DemoCoder said:
John said:
Err, but you get those instructions down at the driver they're all part of the intermediate format, no information is lost there (well other that the annoying bug with sincos).
A HLSL branch, depending on the code, can be written as MIN/MAX, CMP, LRP, IF, and IF_PRED. On some HW, it is more efficient to use CMP, on some, LRP/MIN/MAX, on others, branching, and perhaps others, predicates. The FXC compiler is forced to pick one of these, so let's say it picks CMP to implement HLSL if(cond).
A conditional should be left as a conditional, no argument there, although many of the combinations you list are _easy_ to convert back into something different (generally all but LRP).
Well, CMP performs badly on NV30, so you are now asking their driver to take low level assembly, which has been inlined and reordered, and reverse engineer loop branches out of it.
Loop branches ? Well if you’re talking about VS2.0 loops get left as loops, if you’re talking about PS, then the NV30 doesn’t support loops, so what is there to reverse engineer?
And IHV's are support to have an easier time developing DX9 drivers because of this? Why don't they just put a DECOMPILER back to SOURCE in there while they are at it?
If your HW is only really capable of supporting profile X, and thats all you attempt to expose then its a whole lot easier. Problems only start to arise when someone gets it wrong, and then attempts to claim that something is something that it isn't.
Your answer to everything is "profiles, profiles, and more profiles!" Despite the fact the number of profiles will have to grow quite large, Microsoft will have to maintain all of them, and it still doesn't remove the burden from the IHVs to write compilers to deal with DX9 assembly.
Profiles are a solution to a problem that you have repeatedly failed to address.
Actually its not that heavy duty to spot these types of optimisations, but yes its is more work than if you had higher level information available to you.
It's not that heavy duty if they remain relatively intact like I showed you above, but it will be hellishly difficult if the instructions get reordered through a scheduler, registers get packed, and some of those intermediate results are reused by the compiler.
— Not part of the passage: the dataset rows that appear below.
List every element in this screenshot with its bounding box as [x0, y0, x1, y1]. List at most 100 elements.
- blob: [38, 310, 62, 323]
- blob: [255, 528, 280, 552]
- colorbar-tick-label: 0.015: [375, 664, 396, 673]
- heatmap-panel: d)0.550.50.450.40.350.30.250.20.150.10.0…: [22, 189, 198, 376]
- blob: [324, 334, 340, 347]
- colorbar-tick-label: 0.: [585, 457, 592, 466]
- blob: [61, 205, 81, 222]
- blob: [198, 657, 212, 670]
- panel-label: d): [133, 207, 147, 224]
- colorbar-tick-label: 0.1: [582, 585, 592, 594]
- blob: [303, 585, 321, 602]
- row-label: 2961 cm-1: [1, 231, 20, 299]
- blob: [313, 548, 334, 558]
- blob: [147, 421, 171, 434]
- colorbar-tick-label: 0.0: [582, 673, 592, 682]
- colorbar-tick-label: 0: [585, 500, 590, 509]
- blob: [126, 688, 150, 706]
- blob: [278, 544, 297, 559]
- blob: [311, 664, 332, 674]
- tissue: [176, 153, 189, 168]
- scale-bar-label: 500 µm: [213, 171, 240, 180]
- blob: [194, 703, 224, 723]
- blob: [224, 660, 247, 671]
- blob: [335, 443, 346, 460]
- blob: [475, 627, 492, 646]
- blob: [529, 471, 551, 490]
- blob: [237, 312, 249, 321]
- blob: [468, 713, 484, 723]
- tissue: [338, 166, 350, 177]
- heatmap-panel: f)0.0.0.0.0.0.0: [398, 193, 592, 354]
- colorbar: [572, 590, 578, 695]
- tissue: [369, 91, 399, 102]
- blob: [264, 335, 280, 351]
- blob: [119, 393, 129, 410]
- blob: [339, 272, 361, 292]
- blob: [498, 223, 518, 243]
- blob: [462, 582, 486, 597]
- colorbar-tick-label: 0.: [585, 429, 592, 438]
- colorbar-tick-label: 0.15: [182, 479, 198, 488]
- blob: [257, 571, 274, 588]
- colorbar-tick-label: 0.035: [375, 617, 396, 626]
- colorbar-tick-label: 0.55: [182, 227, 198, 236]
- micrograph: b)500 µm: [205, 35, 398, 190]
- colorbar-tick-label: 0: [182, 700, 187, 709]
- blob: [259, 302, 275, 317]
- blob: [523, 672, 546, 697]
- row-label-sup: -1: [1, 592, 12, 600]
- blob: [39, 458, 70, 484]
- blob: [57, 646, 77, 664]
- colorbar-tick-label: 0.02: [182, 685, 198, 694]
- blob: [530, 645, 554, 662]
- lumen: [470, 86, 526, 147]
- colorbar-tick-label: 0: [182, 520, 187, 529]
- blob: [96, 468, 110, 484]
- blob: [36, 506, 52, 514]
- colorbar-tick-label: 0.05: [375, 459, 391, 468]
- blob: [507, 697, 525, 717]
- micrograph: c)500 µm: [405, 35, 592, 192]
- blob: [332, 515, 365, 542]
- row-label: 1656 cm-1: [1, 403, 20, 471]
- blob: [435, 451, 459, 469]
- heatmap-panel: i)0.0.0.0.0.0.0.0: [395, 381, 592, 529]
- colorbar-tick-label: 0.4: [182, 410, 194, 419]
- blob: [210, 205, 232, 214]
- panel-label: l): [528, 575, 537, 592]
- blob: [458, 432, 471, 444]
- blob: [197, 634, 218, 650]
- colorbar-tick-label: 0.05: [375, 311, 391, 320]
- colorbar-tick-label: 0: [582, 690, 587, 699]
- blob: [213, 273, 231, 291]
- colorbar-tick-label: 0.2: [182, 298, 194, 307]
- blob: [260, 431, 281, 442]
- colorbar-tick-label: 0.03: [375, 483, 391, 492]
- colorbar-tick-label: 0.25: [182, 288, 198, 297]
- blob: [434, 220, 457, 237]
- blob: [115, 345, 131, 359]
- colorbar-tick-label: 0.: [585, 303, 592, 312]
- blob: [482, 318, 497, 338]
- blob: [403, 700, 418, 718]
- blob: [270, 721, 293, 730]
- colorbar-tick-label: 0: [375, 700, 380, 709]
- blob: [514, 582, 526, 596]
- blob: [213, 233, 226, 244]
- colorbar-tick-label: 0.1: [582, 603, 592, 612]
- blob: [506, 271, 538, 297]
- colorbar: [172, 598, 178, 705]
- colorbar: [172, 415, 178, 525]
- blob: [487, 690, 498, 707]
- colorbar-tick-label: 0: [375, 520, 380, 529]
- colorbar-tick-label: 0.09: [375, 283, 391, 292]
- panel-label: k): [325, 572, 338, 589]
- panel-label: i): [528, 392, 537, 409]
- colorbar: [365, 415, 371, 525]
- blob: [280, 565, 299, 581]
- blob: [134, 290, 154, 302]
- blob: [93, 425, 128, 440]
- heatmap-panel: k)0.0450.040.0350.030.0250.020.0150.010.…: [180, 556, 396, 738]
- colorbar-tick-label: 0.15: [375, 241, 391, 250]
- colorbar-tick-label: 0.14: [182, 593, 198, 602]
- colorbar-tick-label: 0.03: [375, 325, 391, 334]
The driver still has to create a dag to do its own scheduling, this will often reveal the majority of opportunities that were not obvious from simple examination. The scheduling performed by the Dx9 HLSL shouldn’t attempt to take account of latencies (afaik it doesn't) as it need to be neutral, instead it only try's to make things fit wrt to things like dep read chain limits as defined by the profile, and before you shout about it, there is one that doesn’t include those limits.
Isn't that a bug with the HLSL? Has no impact on the im format.
Yes, but I am listing the inadequacies of the whole platform. And right now, Microsoft has one poorly optimizing compiler to rule them all.
The issue is actually that the MS HLSL compiler shouldn’t be attempting many optimisations as they can/should be performed inside the drivers optimiser. This is an issue that needs addressing.
MS expands any and all DX9 macros. MS fubar's constant folding. And when will this be fixed?
All=some, when will things be fixed? Ask MS. When can I start writing GLSlang shaders that are guaranteed to work on all HW with some kind of undefined shader support? (as required by the specification).
And when people are playing HL2, will their SINCOS units be sitting idle?
Yes probably quite idle, irrespective of their presence or the compiler used, I think you'll find that the majority if shaders in half life don't use sincos.
Basically none of these issue need lead to less efficeint code, but yes it does lead to some effort in writing the driver based compiler, I won't deny it.
^^^^^^^^^^^^^^^^^^^^^^
Are you listening Joe Defuria?
[/quote]
Hmm, yes.
Of course you're completely ignoring the HUGE difficulties created by having to support all features in GLSlang if you expose the extensions, this will only go away when HW that fully supports it is available, and then you're still left with what to do for the huge pile of legacy HW out there.
John